Three Integrity Senior MEL Experts Speak at Panels at the Annual AEA Conference

Three of Integrity’s Senior Monitoring, Evaluation & Learning Experts presented their work at panels at the American Evaluation Association’s (AEA) Annual Conference held in Minneapolis, MN last November. The conference provides thousands of AEA’s members from around the globe the opportunity to connect with other practitioners and share their knowledge and experience with best practice in evaluation.

At a panel on 14 November, Mark Oldenbeuving, a Senior MEL Manager from our London office, along with Lamia Renaud, of Palladium, presented their experience utilising the Actor-Based Change (ABC) Framework to conduct contribution analysis on an empowerment and accountability program in Pakistan. Mark co-developed the ABC Framework in 2017. Since then, it has been used to build theories of change that help programs in complex operating contexts understand how they contribute to change and track their progress towards results. In the presentation, Mark and Lamia first shared how they relied on the framework to develop actor-based theories of change to guide analysis for the program in Pakistan. They then identified the data requirements for contribution analysis, which the program’s comprehensive MEL system allowed them to collect. Their panel concluded with a discussion of their practical experience using contribution analysis as an internal MEL method, highlighting the benefits and challenges of the approach.

On the final day of the conference, Kelly Skeith, our US Head of Programs, and Kathryn Rzeszut, a Senior MEL Specialist in the DC office, participated in a Presidential Strand panel entitled When Adaptation Isn’t Optional: Strategies for Evaluation and Learning in Fragile Environments. With colleagues from IRI and PACT, they shared their perspectives on key distinctions between MERL in fragile/conflict environments and more stable development contexts. They provided examples from Integrity’s work to demonstrate how these distinctions play out in the real world and mitigating steps. Kathryn discussed the importance of supporting the mental health of evaluation and monitoring staff in the middle of on-going conflict, while Kelly shared practical options for building the flexibility and adaptation required for evaluations in volatile contexts into budgets, workplans, and contracts. This session was selected to be a Presidential Strand presentation by AEA President Tessie Tzavaras Catsambas and her program chairs. Presidential Strand presentations feature in-depth education sessions that focus on this year’s theme: Paths to the Future of Evaluation: Contribution, Leadership, Renewal.

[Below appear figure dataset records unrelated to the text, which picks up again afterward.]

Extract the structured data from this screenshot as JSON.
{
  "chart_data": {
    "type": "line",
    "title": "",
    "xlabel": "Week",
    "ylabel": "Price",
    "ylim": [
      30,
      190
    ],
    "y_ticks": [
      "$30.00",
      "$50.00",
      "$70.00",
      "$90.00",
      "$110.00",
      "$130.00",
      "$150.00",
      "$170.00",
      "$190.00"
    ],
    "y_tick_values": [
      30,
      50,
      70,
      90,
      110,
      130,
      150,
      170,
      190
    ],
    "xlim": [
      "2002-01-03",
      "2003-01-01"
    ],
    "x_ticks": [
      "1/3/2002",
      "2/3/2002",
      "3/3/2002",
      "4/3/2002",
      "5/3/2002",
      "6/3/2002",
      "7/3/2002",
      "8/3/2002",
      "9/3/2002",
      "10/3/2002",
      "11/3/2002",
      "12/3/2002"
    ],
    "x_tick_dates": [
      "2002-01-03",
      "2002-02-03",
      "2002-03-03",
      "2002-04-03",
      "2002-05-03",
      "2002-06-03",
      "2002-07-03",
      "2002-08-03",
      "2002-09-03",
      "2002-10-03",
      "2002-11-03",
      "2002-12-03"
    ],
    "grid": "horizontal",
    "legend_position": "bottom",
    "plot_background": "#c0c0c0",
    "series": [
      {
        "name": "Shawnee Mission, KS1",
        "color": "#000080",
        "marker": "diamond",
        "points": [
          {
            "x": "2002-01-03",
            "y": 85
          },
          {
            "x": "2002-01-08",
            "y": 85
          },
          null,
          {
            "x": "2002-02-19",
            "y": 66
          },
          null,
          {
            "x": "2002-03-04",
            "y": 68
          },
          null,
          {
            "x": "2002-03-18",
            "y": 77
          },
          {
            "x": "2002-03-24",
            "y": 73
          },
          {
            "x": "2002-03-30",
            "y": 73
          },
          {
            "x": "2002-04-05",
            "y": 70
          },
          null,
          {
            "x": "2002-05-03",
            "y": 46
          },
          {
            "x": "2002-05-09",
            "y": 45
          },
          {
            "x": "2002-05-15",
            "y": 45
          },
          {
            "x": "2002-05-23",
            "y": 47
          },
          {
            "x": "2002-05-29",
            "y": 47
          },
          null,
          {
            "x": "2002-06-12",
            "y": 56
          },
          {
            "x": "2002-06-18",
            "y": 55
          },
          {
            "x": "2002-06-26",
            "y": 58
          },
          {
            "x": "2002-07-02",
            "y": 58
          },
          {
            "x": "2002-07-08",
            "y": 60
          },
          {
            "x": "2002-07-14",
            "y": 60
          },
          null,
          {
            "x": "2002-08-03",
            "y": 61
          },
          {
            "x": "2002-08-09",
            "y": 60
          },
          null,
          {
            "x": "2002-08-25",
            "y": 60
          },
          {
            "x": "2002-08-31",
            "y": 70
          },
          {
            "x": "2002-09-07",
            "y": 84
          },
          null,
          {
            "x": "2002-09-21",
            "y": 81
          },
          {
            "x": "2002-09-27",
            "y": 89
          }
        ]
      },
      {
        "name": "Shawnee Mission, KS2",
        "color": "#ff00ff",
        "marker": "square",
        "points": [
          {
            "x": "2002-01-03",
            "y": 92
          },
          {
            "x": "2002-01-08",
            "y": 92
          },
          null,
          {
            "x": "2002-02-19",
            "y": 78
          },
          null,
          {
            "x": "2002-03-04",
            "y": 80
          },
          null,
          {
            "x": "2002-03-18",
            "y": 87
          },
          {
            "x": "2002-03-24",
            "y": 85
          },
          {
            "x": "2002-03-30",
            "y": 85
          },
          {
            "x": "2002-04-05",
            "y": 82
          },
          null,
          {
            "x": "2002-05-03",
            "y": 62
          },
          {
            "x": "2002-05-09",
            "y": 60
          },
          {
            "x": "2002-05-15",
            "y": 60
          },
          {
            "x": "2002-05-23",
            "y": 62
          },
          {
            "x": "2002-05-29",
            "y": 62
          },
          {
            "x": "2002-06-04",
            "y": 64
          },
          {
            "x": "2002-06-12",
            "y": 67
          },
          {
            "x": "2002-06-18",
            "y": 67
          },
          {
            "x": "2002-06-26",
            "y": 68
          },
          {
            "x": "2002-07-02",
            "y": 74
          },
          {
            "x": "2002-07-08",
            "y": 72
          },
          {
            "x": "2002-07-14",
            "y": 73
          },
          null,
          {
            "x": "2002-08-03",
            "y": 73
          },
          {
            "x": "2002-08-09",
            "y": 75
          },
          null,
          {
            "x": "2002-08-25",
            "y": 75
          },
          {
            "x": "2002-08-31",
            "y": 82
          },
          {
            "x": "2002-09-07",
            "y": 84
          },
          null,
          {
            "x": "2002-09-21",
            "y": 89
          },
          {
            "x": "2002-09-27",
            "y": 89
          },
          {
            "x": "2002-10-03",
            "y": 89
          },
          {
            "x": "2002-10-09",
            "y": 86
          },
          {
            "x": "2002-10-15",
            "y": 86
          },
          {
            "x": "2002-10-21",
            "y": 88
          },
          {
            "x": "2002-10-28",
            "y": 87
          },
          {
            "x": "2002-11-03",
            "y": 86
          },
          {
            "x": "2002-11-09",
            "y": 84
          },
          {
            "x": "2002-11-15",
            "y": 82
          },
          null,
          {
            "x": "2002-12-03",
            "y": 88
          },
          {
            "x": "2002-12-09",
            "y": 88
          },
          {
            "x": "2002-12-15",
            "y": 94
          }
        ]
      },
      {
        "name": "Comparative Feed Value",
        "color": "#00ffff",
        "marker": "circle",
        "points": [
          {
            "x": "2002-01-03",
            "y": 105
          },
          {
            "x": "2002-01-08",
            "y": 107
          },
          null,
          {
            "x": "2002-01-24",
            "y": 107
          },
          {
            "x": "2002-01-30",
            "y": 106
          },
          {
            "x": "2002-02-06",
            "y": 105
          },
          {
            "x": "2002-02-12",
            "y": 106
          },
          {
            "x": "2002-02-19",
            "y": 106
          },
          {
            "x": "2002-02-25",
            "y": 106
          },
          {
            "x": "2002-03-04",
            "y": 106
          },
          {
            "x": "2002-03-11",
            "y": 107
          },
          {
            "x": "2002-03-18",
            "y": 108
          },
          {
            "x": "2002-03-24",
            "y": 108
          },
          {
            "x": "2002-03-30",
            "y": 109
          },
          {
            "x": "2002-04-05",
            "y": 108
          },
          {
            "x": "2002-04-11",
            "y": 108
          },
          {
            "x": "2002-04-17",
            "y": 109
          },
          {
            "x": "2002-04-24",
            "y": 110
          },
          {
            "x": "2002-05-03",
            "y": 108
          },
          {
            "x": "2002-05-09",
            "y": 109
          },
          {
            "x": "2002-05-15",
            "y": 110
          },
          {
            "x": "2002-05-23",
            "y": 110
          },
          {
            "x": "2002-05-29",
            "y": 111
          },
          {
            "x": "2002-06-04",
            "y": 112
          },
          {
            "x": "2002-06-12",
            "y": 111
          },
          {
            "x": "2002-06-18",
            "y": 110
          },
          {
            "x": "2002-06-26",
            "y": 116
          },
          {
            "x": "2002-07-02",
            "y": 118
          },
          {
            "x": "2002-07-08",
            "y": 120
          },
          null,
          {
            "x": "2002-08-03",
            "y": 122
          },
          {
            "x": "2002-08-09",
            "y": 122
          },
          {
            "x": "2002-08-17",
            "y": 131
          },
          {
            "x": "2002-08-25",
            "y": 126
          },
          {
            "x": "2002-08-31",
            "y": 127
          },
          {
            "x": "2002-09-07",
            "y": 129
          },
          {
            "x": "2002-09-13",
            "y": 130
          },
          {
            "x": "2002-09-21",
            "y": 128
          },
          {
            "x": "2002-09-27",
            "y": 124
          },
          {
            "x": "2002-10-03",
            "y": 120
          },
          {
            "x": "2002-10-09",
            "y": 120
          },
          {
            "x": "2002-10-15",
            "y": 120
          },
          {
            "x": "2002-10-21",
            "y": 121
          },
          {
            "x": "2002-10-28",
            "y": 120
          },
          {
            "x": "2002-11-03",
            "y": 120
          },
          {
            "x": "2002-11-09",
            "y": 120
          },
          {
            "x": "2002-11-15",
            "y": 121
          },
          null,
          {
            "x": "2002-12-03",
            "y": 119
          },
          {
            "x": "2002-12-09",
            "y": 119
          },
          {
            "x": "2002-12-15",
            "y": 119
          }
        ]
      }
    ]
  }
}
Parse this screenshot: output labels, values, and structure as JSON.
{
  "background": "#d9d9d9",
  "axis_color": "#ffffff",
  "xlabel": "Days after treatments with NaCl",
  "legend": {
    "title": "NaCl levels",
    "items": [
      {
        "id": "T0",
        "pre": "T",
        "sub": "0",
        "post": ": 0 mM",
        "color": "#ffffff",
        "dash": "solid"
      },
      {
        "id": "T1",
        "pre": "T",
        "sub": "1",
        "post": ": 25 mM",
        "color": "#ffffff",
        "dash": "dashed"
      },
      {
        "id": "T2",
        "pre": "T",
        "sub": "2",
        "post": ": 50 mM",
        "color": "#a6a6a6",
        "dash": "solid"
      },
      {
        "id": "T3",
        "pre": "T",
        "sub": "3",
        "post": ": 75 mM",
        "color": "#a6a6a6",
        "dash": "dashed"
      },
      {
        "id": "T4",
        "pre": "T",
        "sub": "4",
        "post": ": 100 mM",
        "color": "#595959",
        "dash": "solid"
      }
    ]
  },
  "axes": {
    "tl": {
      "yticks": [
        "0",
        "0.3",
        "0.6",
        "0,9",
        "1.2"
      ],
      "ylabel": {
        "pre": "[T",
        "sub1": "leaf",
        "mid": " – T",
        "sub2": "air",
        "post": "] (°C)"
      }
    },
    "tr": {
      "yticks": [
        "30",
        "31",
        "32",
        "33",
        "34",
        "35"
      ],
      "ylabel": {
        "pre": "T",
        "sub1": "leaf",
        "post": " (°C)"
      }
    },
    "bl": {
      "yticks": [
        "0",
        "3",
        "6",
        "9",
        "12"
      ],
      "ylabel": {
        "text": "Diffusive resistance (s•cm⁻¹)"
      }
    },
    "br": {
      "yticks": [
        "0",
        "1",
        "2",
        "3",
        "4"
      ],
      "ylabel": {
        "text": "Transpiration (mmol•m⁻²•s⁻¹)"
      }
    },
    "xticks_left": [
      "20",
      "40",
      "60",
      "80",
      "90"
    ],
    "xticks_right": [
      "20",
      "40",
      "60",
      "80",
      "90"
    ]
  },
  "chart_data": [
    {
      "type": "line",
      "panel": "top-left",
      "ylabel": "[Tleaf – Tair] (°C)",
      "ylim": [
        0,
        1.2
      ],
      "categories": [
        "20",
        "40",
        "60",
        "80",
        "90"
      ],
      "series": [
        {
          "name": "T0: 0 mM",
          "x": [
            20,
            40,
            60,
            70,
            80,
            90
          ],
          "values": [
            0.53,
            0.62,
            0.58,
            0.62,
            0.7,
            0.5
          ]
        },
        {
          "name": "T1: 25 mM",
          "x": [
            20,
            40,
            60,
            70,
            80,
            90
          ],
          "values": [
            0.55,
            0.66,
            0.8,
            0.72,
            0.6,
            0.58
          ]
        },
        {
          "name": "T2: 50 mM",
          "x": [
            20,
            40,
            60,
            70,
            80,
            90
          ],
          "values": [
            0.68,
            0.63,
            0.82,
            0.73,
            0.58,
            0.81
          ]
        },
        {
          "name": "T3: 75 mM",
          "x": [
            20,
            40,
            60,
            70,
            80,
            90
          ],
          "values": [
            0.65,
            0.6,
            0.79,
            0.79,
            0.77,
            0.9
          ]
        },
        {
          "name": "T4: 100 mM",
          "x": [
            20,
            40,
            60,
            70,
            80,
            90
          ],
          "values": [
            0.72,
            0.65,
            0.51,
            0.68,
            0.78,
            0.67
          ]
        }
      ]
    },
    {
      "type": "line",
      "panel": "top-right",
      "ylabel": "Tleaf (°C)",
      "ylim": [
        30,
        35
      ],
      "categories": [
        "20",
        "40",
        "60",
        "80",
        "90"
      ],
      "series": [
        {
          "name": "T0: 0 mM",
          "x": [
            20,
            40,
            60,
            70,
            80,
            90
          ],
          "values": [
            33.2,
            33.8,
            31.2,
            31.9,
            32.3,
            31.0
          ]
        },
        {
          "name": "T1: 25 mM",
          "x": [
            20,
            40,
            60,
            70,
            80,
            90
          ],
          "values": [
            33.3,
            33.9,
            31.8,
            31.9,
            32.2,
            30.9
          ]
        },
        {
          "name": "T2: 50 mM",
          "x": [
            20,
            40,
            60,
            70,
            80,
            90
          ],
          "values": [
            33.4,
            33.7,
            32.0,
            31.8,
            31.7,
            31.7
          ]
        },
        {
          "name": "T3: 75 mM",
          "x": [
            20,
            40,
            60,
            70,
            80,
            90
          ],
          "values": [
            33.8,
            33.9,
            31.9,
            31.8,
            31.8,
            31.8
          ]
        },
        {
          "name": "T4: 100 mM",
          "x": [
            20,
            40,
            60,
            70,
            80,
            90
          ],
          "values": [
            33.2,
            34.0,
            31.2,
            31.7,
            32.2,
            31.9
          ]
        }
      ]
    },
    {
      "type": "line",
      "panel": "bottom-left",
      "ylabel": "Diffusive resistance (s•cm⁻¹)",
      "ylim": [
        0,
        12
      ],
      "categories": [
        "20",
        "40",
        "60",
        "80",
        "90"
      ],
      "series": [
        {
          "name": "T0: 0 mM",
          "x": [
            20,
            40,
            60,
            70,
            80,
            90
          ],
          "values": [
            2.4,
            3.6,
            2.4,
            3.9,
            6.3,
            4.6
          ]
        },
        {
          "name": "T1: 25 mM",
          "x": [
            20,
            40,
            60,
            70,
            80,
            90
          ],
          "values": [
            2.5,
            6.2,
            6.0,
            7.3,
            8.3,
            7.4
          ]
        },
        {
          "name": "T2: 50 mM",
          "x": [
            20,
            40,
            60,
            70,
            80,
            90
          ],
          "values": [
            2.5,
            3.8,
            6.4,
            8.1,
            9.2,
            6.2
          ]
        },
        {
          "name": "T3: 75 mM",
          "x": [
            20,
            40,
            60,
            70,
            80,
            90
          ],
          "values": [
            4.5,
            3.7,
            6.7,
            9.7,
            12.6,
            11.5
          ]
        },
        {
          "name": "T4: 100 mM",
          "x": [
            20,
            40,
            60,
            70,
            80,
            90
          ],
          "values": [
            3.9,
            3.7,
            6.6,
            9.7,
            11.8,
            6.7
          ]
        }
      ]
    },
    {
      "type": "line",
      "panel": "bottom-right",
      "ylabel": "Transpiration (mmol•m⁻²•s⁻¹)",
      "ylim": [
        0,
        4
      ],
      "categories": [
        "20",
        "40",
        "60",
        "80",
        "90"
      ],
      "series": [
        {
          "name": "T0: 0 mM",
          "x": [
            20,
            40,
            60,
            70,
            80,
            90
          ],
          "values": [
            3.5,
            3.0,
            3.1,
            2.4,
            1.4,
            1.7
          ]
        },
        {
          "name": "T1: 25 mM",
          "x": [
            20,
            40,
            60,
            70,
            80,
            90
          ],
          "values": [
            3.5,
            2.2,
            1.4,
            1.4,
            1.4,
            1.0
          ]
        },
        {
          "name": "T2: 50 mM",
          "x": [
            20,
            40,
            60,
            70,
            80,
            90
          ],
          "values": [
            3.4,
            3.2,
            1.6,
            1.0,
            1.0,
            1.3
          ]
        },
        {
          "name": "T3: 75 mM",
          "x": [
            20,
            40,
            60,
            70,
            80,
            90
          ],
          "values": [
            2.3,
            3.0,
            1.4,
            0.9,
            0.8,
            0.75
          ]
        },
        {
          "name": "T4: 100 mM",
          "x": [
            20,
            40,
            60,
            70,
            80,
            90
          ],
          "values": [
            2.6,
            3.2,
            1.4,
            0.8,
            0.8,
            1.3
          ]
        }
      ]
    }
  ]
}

The theme highlighted the important role that evaluation has to play in providing credible and evidence-based findings in a social and political environment dominated by mistrust and ideological debates. It called on members to consider the profession’s future, acknowledging the contribution it made to the past and identifying current opportunities for leadership. This will require reflection on how evaluation can and should evolve to meet the challenges of increasing public and private capacity for evidence-based decision-making in a post-truth world.